Unhealthy lifestyles – If you eat a lot of junk food, don’t get enough nutrients, don’t get enough exercise, smoke, drink excessively, use drugs, or anything else which is considered unhealthy, you are far more likely to develop prehypertension, which could quickly evolve into hypertension. Diets rich in salt and low in potassium are also strong risk factors.
Prehypertension symptoms – To make life even more difficult, there aren’t actually any obvious symptoms associated with prehypertension, which means that the only way to make a diagnosis, is to take a blood pressure reading.

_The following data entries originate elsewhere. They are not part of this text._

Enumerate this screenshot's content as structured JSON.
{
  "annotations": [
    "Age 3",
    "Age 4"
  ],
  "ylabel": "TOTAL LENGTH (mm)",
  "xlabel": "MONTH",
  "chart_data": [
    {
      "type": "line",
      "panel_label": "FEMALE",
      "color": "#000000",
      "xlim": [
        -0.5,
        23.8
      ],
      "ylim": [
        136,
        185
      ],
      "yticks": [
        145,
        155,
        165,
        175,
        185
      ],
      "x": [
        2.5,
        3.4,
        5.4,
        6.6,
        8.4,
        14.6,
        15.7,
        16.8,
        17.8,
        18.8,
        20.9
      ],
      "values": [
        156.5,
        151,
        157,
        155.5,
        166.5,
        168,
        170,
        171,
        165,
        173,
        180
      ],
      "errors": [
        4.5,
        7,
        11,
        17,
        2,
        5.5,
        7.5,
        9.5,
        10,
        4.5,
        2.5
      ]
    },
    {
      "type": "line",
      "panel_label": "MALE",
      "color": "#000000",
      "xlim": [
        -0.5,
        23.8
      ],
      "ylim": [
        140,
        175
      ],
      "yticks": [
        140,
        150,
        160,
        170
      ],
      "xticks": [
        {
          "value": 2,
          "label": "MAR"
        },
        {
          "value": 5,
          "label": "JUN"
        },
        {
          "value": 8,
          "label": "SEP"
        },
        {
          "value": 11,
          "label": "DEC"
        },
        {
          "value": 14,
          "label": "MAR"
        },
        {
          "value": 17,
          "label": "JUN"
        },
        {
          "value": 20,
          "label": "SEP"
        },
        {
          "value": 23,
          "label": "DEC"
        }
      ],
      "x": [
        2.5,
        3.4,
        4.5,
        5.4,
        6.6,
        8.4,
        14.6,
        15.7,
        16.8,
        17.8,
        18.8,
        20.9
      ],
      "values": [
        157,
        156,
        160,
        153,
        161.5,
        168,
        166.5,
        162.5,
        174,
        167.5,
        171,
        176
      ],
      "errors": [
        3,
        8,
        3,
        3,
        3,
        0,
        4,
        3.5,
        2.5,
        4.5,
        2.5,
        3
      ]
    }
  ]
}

Prehypertension treatment – Think of prehypertension as a warning sign, it is your body letting you know that changes need to be made quickly in order for you to prevent hypertension. The good news is that there are many strategies and preventative measures which can be taken to help deal with prehypertension. These include:
If overweight, lose weight – As mentioned, obese and overweight people are far more likely to develop the condition due to their increased requirement for blood. By losing weight, you can reduce your chances of developing hypertension by as much as 20%.
Get enough exercise – Not only does exercise help you to lose weight, it has also been found to reduce blood pressure as well, making it highly beneficial.
Make healthy dietary choices – Avoid processed, salty, sugary, and chemically enhanced junk foods packed full of trans fats, and instead opt for fresh, healthy, and natural foods instead, making sure to include plenty of fresh fruits and vegetables.
Reduce salt consumption – Ideally, when addressing prehypertension, you should aim for no more than 2,300 milligrams of sodium on each day. This is around 1 teaspoon of regular salt. You may also wish to consider low-sodium varieties of seasonings and foods.